One limitation of this study is the lack of platelet and fibrin assays to illustrate the physiological mechanisms supporting the observed effects. Another limitation of this study is the reduced number of blood samples available for the tests. We propose solving those limitations as future research directions. In addition, since the observed effects were likely related to RONS-mediated platelet activation and fibrin formation, experimental validation of D-dimer, fibrinogen changes, hemolysis assay, platelet markers, and also of the blood clots’ strength and durability, blood cell integrity and potential cytotoxic effects should be carried out in future studies. The clots’ mechanical integrity was described only qualitatively, thus in future studies, quantitative testing will also be carried out. As we here used small residual EDTA blood samples, PT/aPTT values could not be determined in this study. Future experiments with more appropriate models (e.g., on pig blood) may allow complete hemostasis characterization, including PT and aPTT characterization under controlled conditions.

In such future studies, we also suggest the use of emission spectroscopy methods to experimentally determine the presence of active species generated by microplasma at various distances from the electrode. In addition, experiments carried out with blood samples located at a distance of more than 2 mm from the plasma electrode should be performed in order to determine the efficacy of microplasma treatment for blood coagulation at various distances from the blood samples or wounds.
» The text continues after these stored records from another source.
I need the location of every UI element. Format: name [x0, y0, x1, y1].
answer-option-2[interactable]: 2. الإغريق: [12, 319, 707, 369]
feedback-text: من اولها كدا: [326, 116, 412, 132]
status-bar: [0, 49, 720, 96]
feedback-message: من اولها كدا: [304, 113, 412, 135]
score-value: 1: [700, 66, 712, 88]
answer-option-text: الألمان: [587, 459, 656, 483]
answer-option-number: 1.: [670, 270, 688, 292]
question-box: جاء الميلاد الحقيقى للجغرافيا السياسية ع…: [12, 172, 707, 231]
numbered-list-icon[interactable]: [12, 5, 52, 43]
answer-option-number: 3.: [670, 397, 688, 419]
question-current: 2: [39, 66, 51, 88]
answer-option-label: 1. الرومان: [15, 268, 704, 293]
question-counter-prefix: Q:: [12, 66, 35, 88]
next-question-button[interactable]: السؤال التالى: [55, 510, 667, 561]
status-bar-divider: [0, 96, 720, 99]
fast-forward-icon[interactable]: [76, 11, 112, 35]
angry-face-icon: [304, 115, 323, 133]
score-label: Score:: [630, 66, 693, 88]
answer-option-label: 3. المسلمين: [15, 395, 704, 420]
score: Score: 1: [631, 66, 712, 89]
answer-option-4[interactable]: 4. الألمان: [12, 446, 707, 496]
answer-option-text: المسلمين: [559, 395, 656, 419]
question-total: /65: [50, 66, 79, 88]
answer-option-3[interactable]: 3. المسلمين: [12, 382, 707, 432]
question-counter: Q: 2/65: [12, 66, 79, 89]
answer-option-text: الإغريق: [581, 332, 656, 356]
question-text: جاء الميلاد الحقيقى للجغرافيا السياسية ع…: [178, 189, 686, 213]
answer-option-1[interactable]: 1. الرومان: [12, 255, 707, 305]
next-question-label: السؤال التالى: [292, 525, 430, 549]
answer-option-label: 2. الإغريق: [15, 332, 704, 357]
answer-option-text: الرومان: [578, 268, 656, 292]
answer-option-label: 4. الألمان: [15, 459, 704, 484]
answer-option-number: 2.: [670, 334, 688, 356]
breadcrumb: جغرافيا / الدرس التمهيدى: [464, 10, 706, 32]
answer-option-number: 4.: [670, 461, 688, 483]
Last but not least, as the final goal of such studies is to use microplasma for blood coagulation in a prehospital environment in cases of bleeding, future work must be carried out with in vivo experiments.

5. Conclusions

This study showed that microplasma at −3.4 kV, 825 Hz, and 0.6 L/min for 6 min produced a strong blood coagulation effect which is specific as no effect was notable due exclusively to the air flow. The minimum conditions for coagulation were discharge voltage −3.2 kV, pulse frequency 700 Hz and 3 min of treatment time, and an increase in the coagulation effect was observed with the increase in discharge voltage, frequency and treatment time. The blood sample temperature increased by 4.4 °C after 6 min of microplasma treatment generated at −3.4 kV, 825 Hz and 0.6 L/min air flow rate. These preliminary results may open new directions for research and, in the future, potential clinical applications.

However, a substantial follow-up is necessary in vitro to evaluate the mechanistic bases of the observed coagulation effects and in vivo to investigate if similar effects could occur in the case of hemorrhages.